Marlene Wagman-Geller

"As far back as I can remember, it was always on my bucket list, even before the term bucket list was coined,
to be a writer. It was a natural progression to want to go from reading books to writing one."

Till I Die (1847)

Apr 19, 2022 by Marlene Wagman-Geller

      John Muir, the naturalist who was most at home sleeping outdoors on a bed of pine needles, called the sequoias the “noblest of God’s trees.” The wooden sentries were in their infancy when the Coliseum hosted its gladiator games; their tallest branches would dwarf Lady Liberty’s crown. The spiritual groundskeeper of the Sierra Nevada’s sacred forest: Sequoyah.

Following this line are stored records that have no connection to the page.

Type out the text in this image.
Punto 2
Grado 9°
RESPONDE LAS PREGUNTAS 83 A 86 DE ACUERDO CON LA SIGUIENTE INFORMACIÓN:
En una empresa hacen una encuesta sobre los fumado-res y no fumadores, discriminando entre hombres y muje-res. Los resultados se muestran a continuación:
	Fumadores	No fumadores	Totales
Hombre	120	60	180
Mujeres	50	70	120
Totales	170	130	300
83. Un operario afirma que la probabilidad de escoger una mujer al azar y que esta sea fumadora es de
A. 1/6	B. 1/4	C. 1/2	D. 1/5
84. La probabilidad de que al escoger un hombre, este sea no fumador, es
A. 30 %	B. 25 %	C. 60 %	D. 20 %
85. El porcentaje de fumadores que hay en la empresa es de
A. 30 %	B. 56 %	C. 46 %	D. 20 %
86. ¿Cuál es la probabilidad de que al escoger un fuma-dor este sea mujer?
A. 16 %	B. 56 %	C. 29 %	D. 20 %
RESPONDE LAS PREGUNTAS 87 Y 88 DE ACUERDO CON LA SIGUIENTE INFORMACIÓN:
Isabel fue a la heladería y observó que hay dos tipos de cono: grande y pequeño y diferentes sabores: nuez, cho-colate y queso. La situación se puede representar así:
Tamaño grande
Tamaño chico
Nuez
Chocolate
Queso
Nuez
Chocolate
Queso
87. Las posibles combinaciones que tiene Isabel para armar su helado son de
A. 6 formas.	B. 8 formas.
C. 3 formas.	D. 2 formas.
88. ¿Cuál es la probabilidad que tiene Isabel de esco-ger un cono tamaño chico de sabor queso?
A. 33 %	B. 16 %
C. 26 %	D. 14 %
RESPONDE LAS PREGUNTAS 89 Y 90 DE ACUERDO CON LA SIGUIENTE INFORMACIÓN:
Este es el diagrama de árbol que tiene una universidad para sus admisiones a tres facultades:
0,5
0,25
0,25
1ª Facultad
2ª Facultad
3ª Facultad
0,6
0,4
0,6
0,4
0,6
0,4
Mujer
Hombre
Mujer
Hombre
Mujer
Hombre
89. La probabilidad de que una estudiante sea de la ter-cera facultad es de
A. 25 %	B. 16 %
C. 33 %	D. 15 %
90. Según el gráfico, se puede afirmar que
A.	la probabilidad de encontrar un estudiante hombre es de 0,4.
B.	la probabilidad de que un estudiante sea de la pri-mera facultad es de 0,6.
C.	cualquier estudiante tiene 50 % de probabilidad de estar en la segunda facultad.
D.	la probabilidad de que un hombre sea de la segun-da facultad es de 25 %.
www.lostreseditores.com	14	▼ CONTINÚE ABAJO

     Ironically, the trees that bear the name of a Native American from the East never laid eyes on nature’s superlative. Sequoya was born in 1760, present day Tennessee, the son of Nathaniel Gist, a white commissioned officer in the Continental Army. General George Washington sent Gist to the Cherokees to recruit men to fight the British. In this capacity Gist met Wurteh, a sister of Old Tassei, the head chief of the Cherokee nation. Gist never acknowledged his son and Wurteh raised him on her own. Either because of a birth defect or subsequent injury, his tribe referred to him as Sequoyah, which translates to “pig’s foot.” Despite his mixed heritage, Sequoyah faithfully clung to his tribe’s clothes, religion, and language. 

    Fiercely against assimilation, Sequoyah nevertheless admired the white people’s practice of “talking leaves,” what the Native Americans referred to as written language, something foreign to Cherokee culture. Although Sequoyah had no knowledge of reading or writing, he felt that the betterment of his people lay in unlocking the secret of ink-stained markings on paper. He said of his challenge, “The white man is no magician.” For twelve years he labored to create an alphabet that would allow his people to preserve their past, communicate with exiled tribal members, and serve as an organizational tool. His fellow tribesmen-as well as his wife-felt he was practicing black magic that would tempt the wrath of the gods. Undaunted, Sequoyah taught his system to his six-year-old daughter, Ayokeh.

      Brought to trial before a chief, Sequoyah communicated with Ayokeh through his invention. Sensing the tool’s potency, the chief ordered that the system be spread throughout his nation. Within a few years, the Cherokee became adept in the new art and enjoyed widespread literacy. In 1828, The Cherokee Phoenix became the first Native American newspaper in the United States.

      In the 1852, Augustus T. Dowd, a hunter in charge of supplying food to the Gold Rush miners, chased a wounded bear into the woods and stumbled upon trees that seemed to belong in the garden of a giant. Men cut down a tree and after counting the rings, a newspaper reporter declared, “It must have been a little plant when Samson was slaying the Philistines.” The news spread rapidly, and the area transformed into a tourist attraction. A leading British botanist proposed the superlative species bear the name Wellingtonia gigantea in honor of the Duke of Wellington who had defeated Napoleon at Waterloo. However, the final christening lay with Stephan L. Endlicher, a renowned 19th century botanist who served as the curator of the Vienna Museum of Natural History. He dubbed the recently discovered genus of giant Californian trees Sequoiadendron Giganteum after the Native American creator of the Cherokee writing system. Endlicher ended up a victim of suicide; however, his namesake lives on in nonpareil splendor.

    In 1842, Sequayah left his log cabin at Skin Bayou to locate a lost band of Cherokee. He reconnected with them in Northern Mexico where he died a year later from natural causes. His son laid him to rest in a nearby cave. In 1971, the Raiders released a song that could well have come from the mouth of Sequoyah, “They took the whole Indian nation/Locked us on a reservation/Though I wear a shirt and tie/I’m still part redman till I die.”